Fakt.pl bada sprawę czy premierowicz – jak mówił jego szef, a dziś oskarżony Marcin P. – sprzedał tajne informacje, które uzyskał pracując na państwowym lotnisku (chodzi m.in. o stawki konkurencyjnego Wizz Air). „Fakt” nie ma wątpliwości:
Taka wiedza to dla firm lotniczych majątek. Michał Tusk, pracując na gdańskim lotnisku, wyniósł stamtąd dla OLT Express, czyli firmy oszusta Marcina P. informacje z tzw. arkuszy MIDT. To skrót od Marketing Information Data Transfer.
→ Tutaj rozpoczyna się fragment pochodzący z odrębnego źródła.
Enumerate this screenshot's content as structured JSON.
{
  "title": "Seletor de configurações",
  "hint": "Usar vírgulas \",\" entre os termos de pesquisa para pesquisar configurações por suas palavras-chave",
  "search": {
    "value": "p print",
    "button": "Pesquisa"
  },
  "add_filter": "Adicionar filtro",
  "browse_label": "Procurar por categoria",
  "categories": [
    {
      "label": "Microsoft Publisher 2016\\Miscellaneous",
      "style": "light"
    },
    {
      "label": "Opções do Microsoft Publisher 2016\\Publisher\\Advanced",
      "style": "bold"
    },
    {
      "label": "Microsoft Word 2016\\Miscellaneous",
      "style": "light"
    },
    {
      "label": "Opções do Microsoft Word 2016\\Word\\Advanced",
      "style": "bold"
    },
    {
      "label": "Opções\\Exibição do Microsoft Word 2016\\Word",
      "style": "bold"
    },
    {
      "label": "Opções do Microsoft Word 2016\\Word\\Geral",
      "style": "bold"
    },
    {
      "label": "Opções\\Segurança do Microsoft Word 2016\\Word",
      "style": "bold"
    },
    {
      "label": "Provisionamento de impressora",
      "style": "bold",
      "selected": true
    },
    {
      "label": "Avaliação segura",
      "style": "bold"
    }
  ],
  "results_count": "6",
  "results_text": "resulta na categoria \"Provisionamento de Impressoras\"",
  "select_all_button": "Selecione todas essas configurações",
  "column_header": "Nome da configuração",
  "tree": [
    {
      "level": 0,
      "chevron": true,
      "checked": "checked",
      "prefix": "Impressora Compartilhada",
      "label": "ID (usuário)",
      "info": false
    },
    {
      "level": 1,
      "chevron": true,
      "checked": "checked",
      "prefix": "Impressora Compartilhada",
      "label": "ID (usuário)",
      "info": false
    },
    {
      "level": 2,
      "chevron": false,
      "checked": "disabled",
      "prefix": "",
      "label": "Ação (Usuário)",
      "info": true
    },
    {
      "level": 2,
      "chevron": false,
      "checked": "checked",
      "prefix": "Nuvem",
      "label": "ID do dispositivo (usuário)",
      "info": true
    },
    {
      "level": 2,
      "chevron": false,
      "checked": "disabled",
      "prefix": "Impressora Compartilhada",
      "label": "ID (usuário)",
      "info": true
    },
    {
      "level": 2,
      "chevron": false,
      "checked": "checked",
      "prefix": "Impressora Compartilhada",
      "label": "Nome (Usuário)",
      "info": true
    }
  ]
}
Znajdują się tam szczegółowe dane na temat liczby pasażerów i maszyn oraz szereg innych informacji, które pozwalają liniom lotniczym dostosować ruch samolotów do potrzeb podróżnych, a także – co najważniejsze – walczyć z konkurencją.
Michał Tusk bronił się:
Gdybym nie przekazał tych danych OLT, można by powiedzieć, że lotnisko dyskryminuje te linię.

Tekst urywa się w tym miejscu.